La tentación proteccionista

José Luis Leal

Una de las secuelas de la gran crisis de la que aún no hemos salido del todo ha sido la de extender por doquier en los países avanzados la idea de que habría sido posible protegerse de sus efectos cerrando las fronteras. No es una idea nueva, pero esta vez se ha sobrepuesto a los temores que despierta la globalización. Lo notable es que el rechazo a la libre competencia, a la libre circulación de mercancías y servicios por el mundo, se produce por igual en los confines del abanico político, en la extrema derecha en los países del Norte y en la extrema izquierda en los del Sur.
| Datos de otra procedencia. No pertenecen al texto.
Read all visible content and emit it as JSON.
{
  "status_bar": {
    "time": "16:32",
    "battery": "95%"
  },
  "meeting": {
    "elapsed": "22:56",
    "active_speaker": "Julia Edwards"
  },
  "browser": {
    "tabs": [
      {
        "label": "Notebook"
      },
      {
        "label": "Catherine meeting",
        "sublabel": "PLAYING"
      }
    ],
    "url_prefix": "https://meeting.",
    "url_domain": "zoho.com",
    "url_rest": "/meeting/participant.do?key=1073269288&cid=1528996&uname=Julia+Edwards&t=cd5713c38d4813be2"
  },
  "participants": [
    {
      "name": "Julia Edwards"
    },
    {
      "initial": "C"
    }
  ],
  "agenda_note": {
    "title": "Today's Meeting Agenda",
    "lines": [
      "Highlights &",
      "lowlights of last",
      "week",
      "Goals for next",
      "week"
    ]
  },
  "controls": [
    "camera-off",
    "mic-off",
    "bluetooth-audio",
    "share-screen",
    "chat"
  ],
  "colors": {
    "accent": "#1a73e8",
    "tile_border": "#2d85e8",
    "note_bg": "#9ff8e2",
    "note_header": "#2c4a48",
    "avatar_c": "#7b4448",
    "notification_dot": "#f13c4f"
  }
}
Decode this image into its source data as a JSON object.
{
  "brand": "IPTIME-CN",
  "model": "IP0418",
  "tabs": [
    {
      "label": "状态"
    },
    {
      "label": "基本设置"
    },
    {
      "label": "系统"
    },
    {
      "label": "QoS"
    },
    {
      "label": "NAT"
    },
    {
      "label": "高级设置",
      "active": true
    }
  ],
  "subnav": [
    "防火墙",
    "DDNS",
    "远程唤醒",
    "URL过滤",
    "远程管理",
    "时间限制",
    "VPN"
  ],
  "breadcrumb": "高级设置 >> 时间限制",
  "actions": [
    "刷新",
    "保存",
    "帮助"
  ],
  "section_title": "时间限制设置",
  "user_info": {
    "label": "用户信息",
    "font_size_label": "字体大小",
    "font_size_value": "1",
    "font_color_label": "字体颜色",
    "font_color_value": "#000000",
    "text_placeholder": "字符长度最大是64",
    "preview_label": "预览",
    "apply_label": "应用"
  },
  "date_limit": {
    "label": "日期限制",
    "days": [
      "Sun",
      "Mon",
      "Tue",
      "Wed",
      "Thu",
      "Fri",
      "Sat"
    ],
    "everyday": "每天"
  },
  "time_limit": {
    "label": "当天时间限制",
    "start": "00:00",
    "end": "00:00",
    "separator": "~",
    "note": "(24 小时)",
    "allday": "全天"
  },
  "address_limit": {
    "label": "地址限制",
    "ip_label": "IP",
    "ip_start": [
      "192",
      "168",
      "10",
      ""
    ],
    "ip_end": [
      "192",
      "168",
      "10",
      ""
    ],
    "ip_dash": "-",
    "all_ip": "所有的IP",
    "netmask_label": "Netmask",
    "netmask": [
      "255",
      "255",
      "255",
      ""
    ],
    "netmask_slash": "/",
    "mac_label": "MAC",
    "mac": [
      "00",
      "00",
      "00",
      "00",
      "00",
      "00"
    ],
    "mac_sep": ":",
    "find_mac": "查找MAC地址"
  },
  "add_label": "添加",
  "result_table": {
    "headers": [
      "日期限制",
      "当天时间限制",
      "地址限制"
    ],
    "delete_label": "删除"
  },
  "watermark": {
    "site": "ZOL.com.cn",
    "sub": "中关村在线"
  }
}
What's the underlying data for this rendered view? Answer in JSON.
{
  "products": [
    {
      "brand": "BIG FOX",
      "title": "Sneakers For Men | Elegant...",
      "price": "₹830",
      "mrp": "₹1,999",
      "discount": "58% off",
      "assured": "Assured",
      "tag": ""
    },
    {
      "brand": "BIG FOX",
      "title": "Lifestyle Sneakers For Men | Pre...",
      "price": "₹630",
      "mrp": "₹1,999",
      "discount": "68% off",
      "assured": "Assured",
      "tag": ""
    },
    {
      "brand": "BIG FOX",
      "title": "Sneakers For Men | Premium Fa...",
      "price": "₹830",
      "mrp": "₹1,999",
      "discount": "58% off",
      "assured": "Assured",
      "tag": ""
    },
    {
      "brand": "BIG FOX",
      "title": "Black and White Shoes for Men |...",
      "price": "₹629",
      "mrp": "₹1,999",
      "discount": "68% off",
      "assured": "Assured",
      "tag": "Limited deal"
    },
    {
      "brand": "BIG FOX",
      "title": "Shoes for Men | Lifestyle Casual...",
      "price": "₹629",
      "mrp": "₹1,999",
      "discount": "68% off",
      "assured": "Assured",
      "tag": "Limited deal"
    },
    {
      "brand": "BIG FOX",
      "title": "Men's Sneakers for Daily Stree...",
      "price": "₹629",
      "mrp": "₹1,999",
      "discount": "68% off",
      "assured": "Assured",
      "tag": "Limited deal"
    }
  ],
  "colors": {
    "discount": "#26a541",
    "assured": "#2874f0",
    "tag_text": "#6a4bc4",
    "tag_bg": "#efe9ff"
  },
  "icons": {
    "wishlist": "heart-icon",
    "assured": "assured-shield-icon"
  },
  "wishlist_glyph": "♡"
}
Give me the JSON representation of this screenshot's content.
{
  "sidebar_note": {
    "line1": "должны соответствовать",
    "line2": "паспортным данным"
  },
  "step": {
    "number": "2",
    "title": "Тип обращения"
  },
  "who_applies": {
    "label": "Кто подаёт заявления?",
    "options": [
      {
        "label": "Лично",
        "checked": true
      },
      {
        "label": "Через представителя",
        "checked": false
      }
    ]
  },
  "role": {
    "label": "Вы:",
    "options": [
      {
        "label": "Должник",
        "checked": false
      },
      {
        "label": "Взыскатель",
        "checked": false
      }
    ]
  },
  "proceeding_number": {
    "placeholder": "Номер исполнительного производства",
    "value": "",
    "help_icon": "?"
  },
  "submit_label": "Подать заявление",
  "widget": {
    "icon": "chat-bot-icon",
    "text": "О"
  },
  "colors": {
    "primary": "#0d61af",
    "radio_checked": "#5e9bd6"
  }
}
Reflejo de esta situación han sido los problemas para la aprobación inicial por parte de los gobiernos del Acuerdo de libre comercio entre la Unión Europea y Canadá, conocido como el CETA, que en cierta medida es el precursor del Tratado con los Estados Unidos (el TTIP), cuyos principios son muy parecidos a los que se han negociado con Canadá. En este último caso, el escollo, superado tras unas semanas de tira y afloja, ha venido del Parlamento de Valonia, una pequeña región de Bélgica azotada por la crisis que teme las consecuencias del Tratado. El sistema político belga prevé el acuerdo previo de los parlamentos regionales para que el Gobierno de su conformidad al Tratado. En realidad se trata más bien de un problema de gobierno interno de la Unión Europea que de otra cosa. Al final el Parlamento de Valonia dio su aprobación y el Acuerdo ha podido firmarse. Tras la aprobación por el Parlamento europeo, que se da por segura, el Acuerdo entrará en vigor provisionalmente a la espera de su ratificación por los parlamentos nacionales de los países de la Unión. Queda pues un largo camino por delante.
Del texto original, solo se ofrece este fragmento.